‘An Officer and a Spy’ Review: Roman Polanski Is No Emile Zola in This Listless Retelling of the Dreyfus Affair

Venice 2019: Any controversy over the director’s choice of subject is dissipated by the tepid results

An Officer and a Spy
"An Officer and a Spy" / Venice Film Festival

Any controversy that might erupt over Roman Polanski’s decision to implicitly equate himself with one of history’s greatest victims of injustice is dissipated by the resultant film’s tepid listlessness. The filmmaker has scored any number of artistic achievements over the course of his controversial career, but with “An Officer and a Spy” (aka “J’accuse”), he fails to serve as his own Émile Zola.

Zola, of course, helped throw a spotlight on the French government’s cover-up after it unjustly railroaded Jewish army officer Alfred Dreyfus to Devil’s Island following a trumped-up court-martial that incorrectly branded him a spy. In telling the story of how that cover-up was uncovered and investigated, Polanski fails the main requirement of any historical drama: Keep the audience in suspense even when they already know how it comes out.

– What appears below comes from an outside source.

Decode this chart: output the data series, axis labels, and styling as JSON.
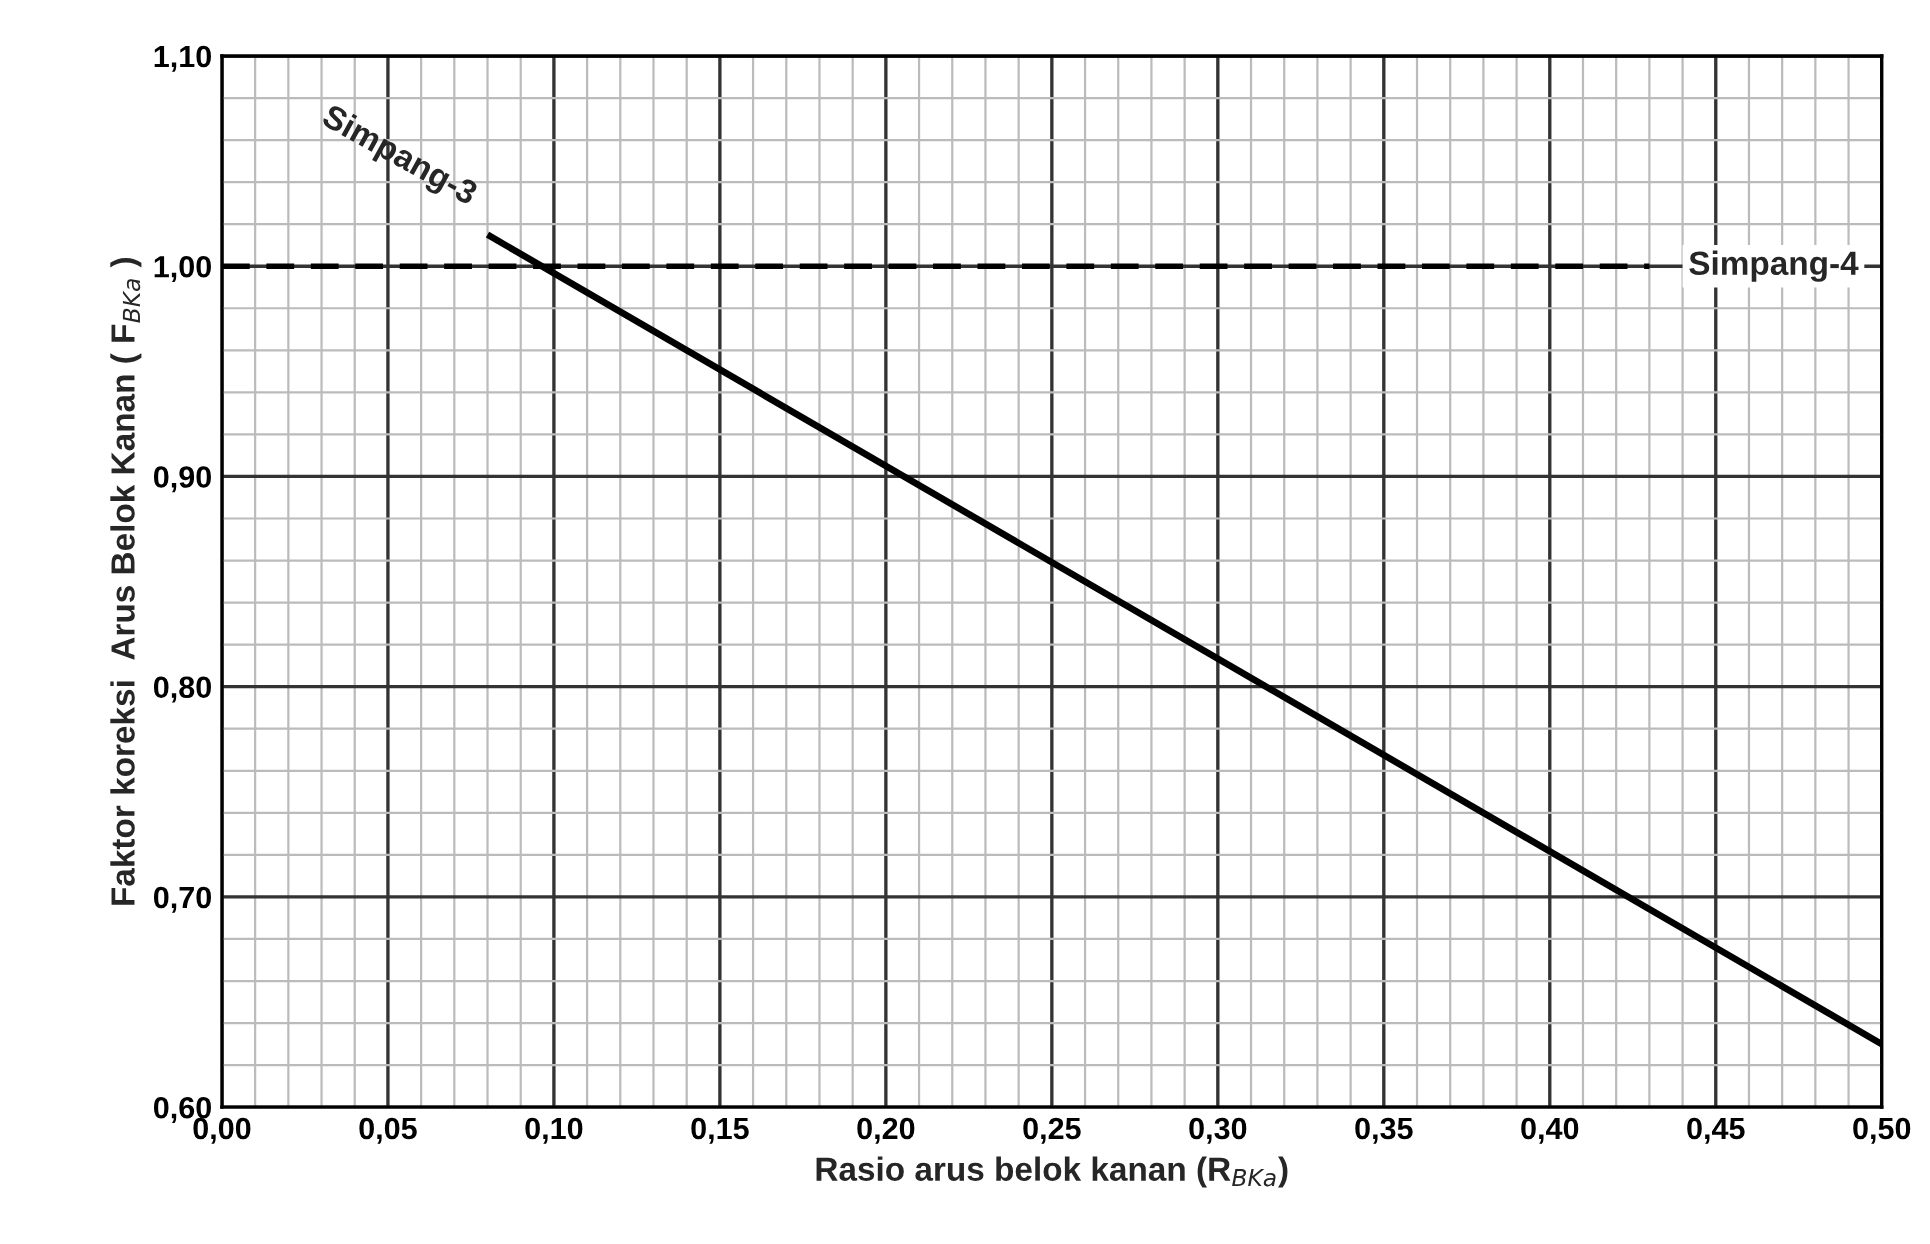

Polanski knows a thing or two about suspense, as one of the true heirs of Alfred Hitchcock, but his gift for tension and paranoia fails him here, even though this is a story rife with surveillance (19th century style), lies and suspicious agendas. “An Officer and a Spy” is squarely in the director’s wheelhouse, but it would appear that nobody’s home.

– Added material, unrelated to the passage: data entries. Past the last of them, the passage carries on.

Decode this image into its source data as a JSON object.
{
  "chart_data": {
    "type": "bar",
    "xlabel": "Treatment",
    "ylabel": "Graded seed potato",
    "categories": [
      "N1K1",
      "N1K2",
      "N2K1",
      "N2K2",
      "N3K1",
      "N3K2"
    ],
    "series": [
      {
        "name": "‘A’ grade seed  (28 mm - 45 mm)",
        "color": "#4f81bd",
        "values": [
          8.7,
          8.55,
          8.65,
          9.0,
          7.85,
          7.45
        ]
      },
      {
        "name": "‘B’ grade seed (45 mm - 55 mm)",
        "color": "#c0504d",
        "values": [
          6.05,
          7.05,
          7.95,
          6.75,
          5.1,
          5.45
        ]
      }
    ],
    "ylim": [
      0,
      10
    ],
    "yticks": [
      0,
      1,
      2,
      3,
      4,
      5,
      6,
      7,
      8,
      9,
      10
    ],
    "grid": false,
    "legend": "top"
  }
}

Case in point: After Zola’s famous “J’accuse!” newspaper article, in which he lays out the case for the cover-up and names the army officers involved, there’s a nighttime mob scene in which angry Parisians burn Zola’s books before painting anti-Jewish graffiti on a store window that they then shatter with rocks. In another film, Polanski would have made us feel the terror of the moment, the hatred and anti-Semitism of the mob and the potential for further destruction bubbling just under the surface. Instead, the scene begins and ends so quickly, with so many cuts within it, that all we’re left asking is, “Why paint graffiti on a window you’re about to break?”

Jean Dujardin stars as Georges Picquart, a superior officer of Dreyfus’ (and an unapologetic anti-Semite) who feels no emotion about seeing Dreyfus (Louis Garrel) stripped of his rank and carted off to prison. When Picquart is promoted to run the army intelligence division that caught Dreyfus in the first place, he’s dismayed to learn that information is still leaking to the Germans. And as he finds the source of the leaks, Picquart realizes that Dreyfus is innocent after all.

His superiors, of course, have no interest in reopening the Dreyfus scandal and even less interest in admitting that they got the wrong man, so they stonewall Picquart, sending him to the French hinterlands and eventually Africa to keep him quiet. But then Zola’s editorial prompts a libel trial and eventually a new court-martial for Dreyfus in a lengthy process that would eventually end in justice. And while the best historical dramas keep us engaged and in suspense even when there’s no mystery about the ending — “Apollo 13” remains an iconic example — “An Officer and a Spy” just ticks off each story development in a rote and flatly uninteresting manner.

Much of the film’s monotony can be connected to Dujardin, who can’t quite thread the needle of playing a stiffly upright military man without giving a stiffly upright performance. There’s plenty to admire here from a craft angle, from director of photography Pawel Edelman (a frequent Polanski collaborator) either using natural light or faking it brilliantly to the density of period detail, from the documents to the army uniforms to the pince-nez.

The film does offer the occasional splash of what Polanski does best, whether it’s a scene in a can-can bar that looks like a Toulouse-Lautrec painting come to life or jolting moments of sudden violence (the real spy attacking Picquart in the street, a random shooting) that stir the film from its torpor. But these exceptional moments serve only to underscore how lacking in adrenaline the rest of the film is.

After all the hubbub of “An Officer and a Spy” getting a slot in competition at Venice — in a year when that competition features just two films directed by women — it’s the hubbub that winds up being of most interest.